Se teu pé te escandaliza, corta-o. Se teu olho te escandaliza, arranca-o (Mt 18,8). É esta a máxima do Evangelho. Mas, quanta perspicácia é necessária para perceber a premência de certas amputações! E, no entanto, o apóstolo leigo que não sabe discernir a oportunidade destes cortes dolorosos, ou não sabe apreciar a utilidade de tais amputações, não é menos inepto nem menos perigoso para o laicato católico do que o médico que desprezasse sistematicamente o emprego dos processos cirúrgicos.

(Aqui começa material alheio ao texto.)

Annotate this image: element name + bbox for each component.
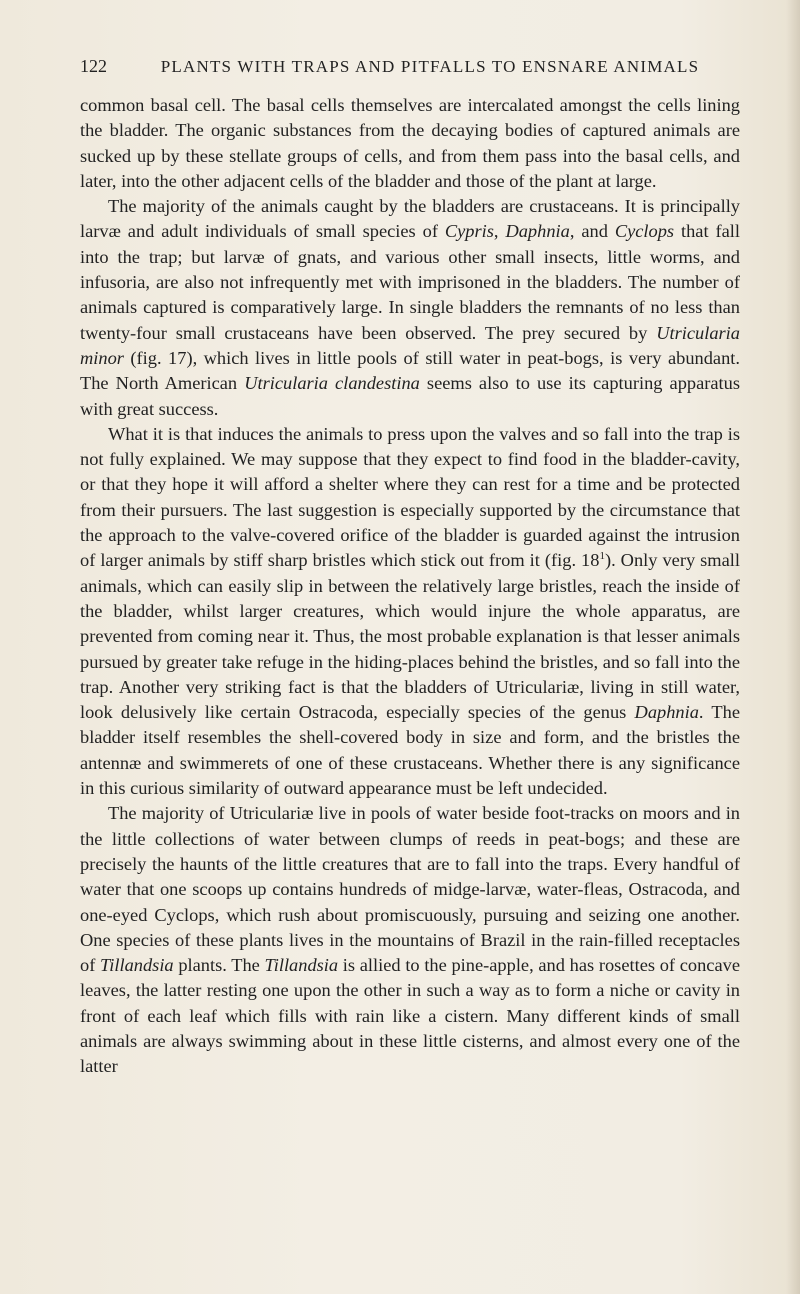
text-run: What it is that induces the animals to press upon the valves and so fall into the trap is not fully explained. We may suppose that they expect to find food in the bladder-cavity, or that they hope it will afford a shelter where they can rest for a time and be protected from their pursuers. The last suggestion is especially supported by the circumstance that the approach to the valve-covered orifice of the bladder is guarded against the intrusion of larger animals by stiff sharp bristles which stick out from it (fig. 18 <box>80 423 740 571</box>
text-run: The majority of Utriculariæ live in pools of water beside foot-tracks on moors and in the little collections of water between clumps of reeds in peat-bogs; and these are precisely the haunts of the little creatures that are to fall into the traps. Every handful of water that one scoops up contains hundreds of midge-larvæ, water-fleas, Ostracoda, and one-eyed Cyclops, which rush about promiscuously, pursuing and seizing one another. One species of these plants lives in the mountains of Brazil in the rain-filled receptacles of <box>80 803 740 976</box>
body-text <box>80 93 740 1080</box>
text-run: common basal cell. The basal cells themselves are intercalated amongst the cells lining the bladder. The organic substances from the decaying bodies of captured animals are sucked up by these stellate groups of cells, and from them pass into the basal cells, and later, into the other adjacent cells of the bladder and those of the plant at large. <box>80 95 740 191</box>
page-header <box>80 56 740 80</box>
text-run: seems also to use its capturing apparatus with great success. <box>80 373 740 419</box>
paragraph <box>80 194 740 422</box>
italic-term: Daphnia <box>634 702 699 723</box>
italic-term: Cyclops <box>614 221 675 242</box>
text-run: (fig. 17), which lives in little pools of still water in peat-bogs, is very abundant. The North American <box>80 347 740 394</box>
paragraph <box>80 801 740 1079</box>
text-run: , and <box>569 221 615 242</box>
page-edge-shadow <box>786 0 800 1294</box>
text-run: is allied to the pine-apple, and has rosettes of concave leaves, the latter resting one upon the other in such a way as to form a niche or cavity in front of each leaf which fills with rain like a cistern. Many different kinds of small animals are always swimming about in these little cisterns, and almost every one of the latter <box>80 955 740 1077</box>
text-run: The majority of the animals caught by the bladders are crustaceans. It is principally larvæ and adult individuals of small species of <box>80 196 740 242</box>
page-number: 122 <box>80 56 107 76</box>
italic-term: Utricularia minor <box>80 322 740 368</box>
paragraph <box>80 422 740 801</box>
italic-term: Cypris <box>444 221 494 242</box>
text-run: ). Only very small animals, which can easily slip in between the relatively large bristles, reach the inside of the bladder, whilst larger creatures, which would injure the whole apparatus, are prevented from coming near it. Thus, the most probable explanation is that lesser animals pursued by greater take refuge in the hiding-places behind the bristles, and so fall into the trap. Another very striking fact is that the bladders of Utriculariæ, living in still water, look delusively like certain Ostracoda, especially species of the genus <box>80 550 740 723</box>
superscript: 1 <box>599 550 605 563</box>
italic-term: Daphnia <box>505 221 570 242</box>
italic-term: Tillandsia <box>100 955 174 976</box>
text-run: plants. The <box>173 955 265 976</box>
text-run: , <box>493 221 506 242</box>
text-run: . The bladder itself resembles the shell-covered body in size and form, and the bristles the antennæ and swimmerets of one of these crustaceans. Whether there is any significance in this curious similarity of outward appearance must be left undecided. <box>80 702 740 799</box>
paragraph <box>80 93 740 194</box>
text-run: that fall into the trap; but larvæ of gnats, and various other small insects, little worms, and infusoria, are also not infrequently met with imprisoned in the bladders. The number of animals captured is comparatively large. In single bladders the remnants of no less than twenty-four small crustaceans have been observed. The prey secured by <box>80 221 740 343</box>
running-title: PLANTS WITH TRAPS AND PITFALLS TO ENSNARE ANIMALS <box>160 57 700 76</box>
italic-term: Tillandsia <box>264 955 339 976</box>
italic-term: Utricularia clandestina <box>244 373 420 394</box>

Não foi outra a razão pela qual Nosso Senhor, além de reconhecer a necessidade da amputação dos membros gangrenados de qualquer sociedade humana, falou de modo todo particular contra os falsos profetas e os lobos disfarçados em ovelhas. Qual a virtude que nos faz evitar os aventureiros arvorados em profetas, senão a perspicácia? Qual a virtude que nos leva a repelir o lobo metido na pele da ovelha, senão a perspicácia? E o que de mais triste do que, por falta de perspicácia, seguir falsos profetas ou abrir o aprisco às falsas ovelhas?

Por isto mesmo Nosso Senhor não se limitou a pregar a perspicácia, mas deu dela exemplos insignes e memoráveis. Assim, quando o Divino Mestre denunciava os fariseus, o que fazia senão estimular a perspicácia de seus ouvintes, desmascarando aqueles sepulcros caiados, brancos por fora e por dentro cheios de podridão?

(Excertos de artigo do Legionário, nº 475, de 19/10/1941. Título e subtítulos nossos.)